Lucille came in from the kitchen just then, and stood immediately inside the swinging door, visibly nervous. She was a plain, brown-haired, pudding-faced woman of perhaps twenty-six and Laura suspected this was the first dinner party she'd ever served. Everyone at the table was watching Bobby, waiting to hear the end of his cab-driver story.

 

 

Lucille said, "Ma'am?" and Bobby turned to her immediately and snapped, "Would you
mind
, please?"

 

 

He leaned toward his guests then, and grinned, and in the heavy Brooklyn accent the cabby must have used, delivered the long-awaited zinger to his story.

 

 

"He looked me straight in the eye and said, 'Look, mister, you shoulda
tole
me you was a New Yorker!' "

 

 

He burst out laughing, just as Laura knew he would. Nessie burst out laughing, an instant later. Laura laughed, too. Politely. Everyone was laughing but Lucille, who was standing just behind Nessie's chair now, looking somewhat bewildered.

 

 

"Yes, Lucille?" Laura said.

 

 

"Ma'am, shall I start clearing?"

 

 

"Please."

 

 

Bobby's hand was still under the table. Laura watched him incredulously. A fork slid off the plate Lucille was lifting from the table, clattering to the floor. She flushed a deep red and immediately knelt beside Nessie's chair to retrieve it. When she rose again, her eyes met Laura's.

 

 

There was knowledge in those eyes.

 

 

She had seen.

 

 

"Delicious," Nessie said, and folded her napkin.

 

 

* * *

At five minutes to twelve, Laura went into the kitchen to pay Mrs.
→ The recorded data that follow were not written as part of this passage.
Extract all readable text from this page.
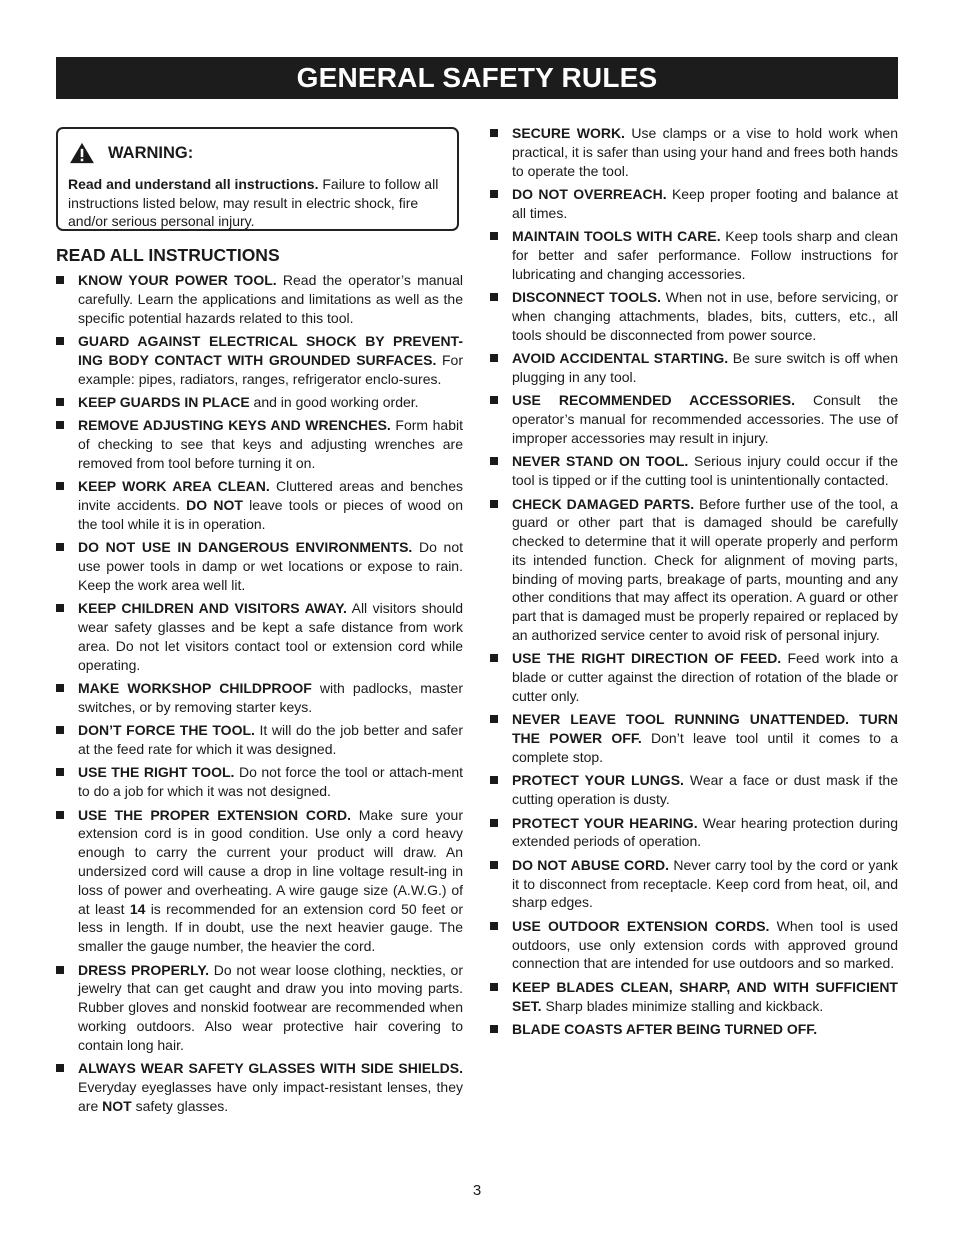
GENERAL SAFETY RULES
WARNING:
Read and understand all instructions. Failure to follow all instructions listed below, may result in electric shock, fire and/or serious personal injury.
READ ALL INSTRUCTIONS
KNOW YOUR POWER TOOL. Read the operator’s manual carefully. Learn the applications and limitations as well as the specific potential hazards related to this tool.
GUARD AGAINST ELECTRICAL SHOCK BY PREVENT-ING BODY CONTACT WITH GROUNDED SURFACES. For example: pipes, radiators, ranges, refrigerator enclo-sures.
KEEP GUARDS IN PLACE and in good working order.
REMOVE ADJUSTING KEYS AND WRENCHES. Form habit of checking to see that keys and adjusting wrenches are removed from tool before turning it on.
KEEP WORK AREA CLEAN. Cluttered areas and benches invite accidents. DO NOT leave tools or pieces of wood on the tool while it is in operation.
DO NOT USE IN DANGEROUS ENVIRONMENTS. Do not use power tools in damp or wet locations or expose to rain. Keep the work area well lit.
KEEP CHILDREN AND VISITORS AWAY. All visitors should wear safety glasses and be kept a safe distance from work area. Do not let visitors contact tool or extension cord while operating.
MAKE WORKSHOP CHILDPROOF with padlocks, master switches, or by removing starter keys.
DON’T FORCE THE TOOL. It will do the job better and safer at the feed rate for which it was designed.
USE THE RIGHT TOOL. Do not force the tool or attach-ment to do a job for which it was not designed.
USE THE PROPER EXTENSION CORD. Make sure your extension cord is in good condition. Use only a cord heavy enough to carry the current your product will draw. An undersized cord will cause a drop in line voltage result-ing in loss of power and overheating. A wire gauge size (A.W.G.) of at least 14 is recommended for an extension cord 50 feet or less in length. If in doubt, use the next heavier gauge. The smaller the gauge number, the heavier the cord.
DRESS PROPERLY. Do not wear loose clothing, neckties, or jewelry that can get caught and draw you into moving parts. Rubber gloves and nonskid footwear are recommended when working outdoors. Also wear protective hair covering to contain long hair.
ALWAYS WEAR SAFETY GLASSES WITH SIDE SHIELDS. Everyday eyeglasses have only impact-resistant lenses, they are NOT safety glasses.
SECURE WORK. Use clamps or a vise to hold work when practical, it is safer than using your hand and frees both hands to operate the tool.
DO NOT OVERREACH. Keep proper footing and balance at all times.
MAINTAIN TOOLS WITH CARE. Keep tools sharp and clean for better and safer performance. Follow instructions for lubricating and changing accessories.
DISCONNECT TOOLS. When not in use, before servicing, or when changing attachments, blades, bits, cutters, etc., all tools should be disconnected from power source.
AVOID ACCIDENTAL STARTING. Be sure switch is off when plugging in any tool.
USE RECOMMENDED ACCESSORIES. Consult the operator’s manual for recommended accessories. The use of improper accessories may result in injury.
NEVER STAND ON TOOL. Serious injury could occur if the tool is tipped or if the cutting tool is unintentionally contacted.
CHECK DAMAGED PARTS. Before further use of the tool, a guard or other part that is damaged should be carefully checked to determine that it will operate properly and perform its intended function. Check for alignment of moving parts, binding of moving parts, breakage of parts, mounting and any other conditions that may affect its operation. A guard or other part that is damaged must be properly repaired or replaced by an authorized service center to avoid risk of personal injury.
USE THE RIGHT DIRECTION OF FEED. Feed work into a blade or cutter against the direction of rotation of the blade or cutter only.
NEVER LEAVE TOOL RUNNING UNATTENDED. TURN THE POWER OFF. Don’t leave tool until it comes to a complete stop.
PROTECT YOUR LUNGS. Wear a face or dust mask if the cutting operation is dusty.
PROTECT YOUR HEARING. Wear hearing protection during extended periods of operation.
DO NOT ABUSE CORD. Never carry tool by the cord or yank it to disconnect from receptacle. Keep cord from heat, oil, and sharp edges.
USE OUTDOOR EXTENSION CORDS. When tool is used outdoors, use only extension cords with approved ground connection that are intended for use outdoors and so marked.
KEEP BLADES CLEAN, SHARP, AND WITH SUFFICIENT SET. Sharp blades minimize stalling and kickback.
BLADE COASTS AFTER BEING TURNED OFF.
3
Armstrong and Lucille and to thank them for helping to make the dinner party such a success. Mrs. Armstrong accepted her check and told Laura what a pleasure it always was to work for such a fine lady. Lucille took her check and said nothing. Her eyes avoided Laura's.

 

 

Mrs. Armstrong and Lucille were wearing almost identical black topcoats and carrying black handbags. Mrs. Armstrong was carrying a red umbrella. Lucille had no umbrella, and when Laura asked her if she'd like to borrow one, she replied, "No, thank you, ma'am, I'm only catching a bus on Fifth," which was the longest sentence she'd uttered all night long.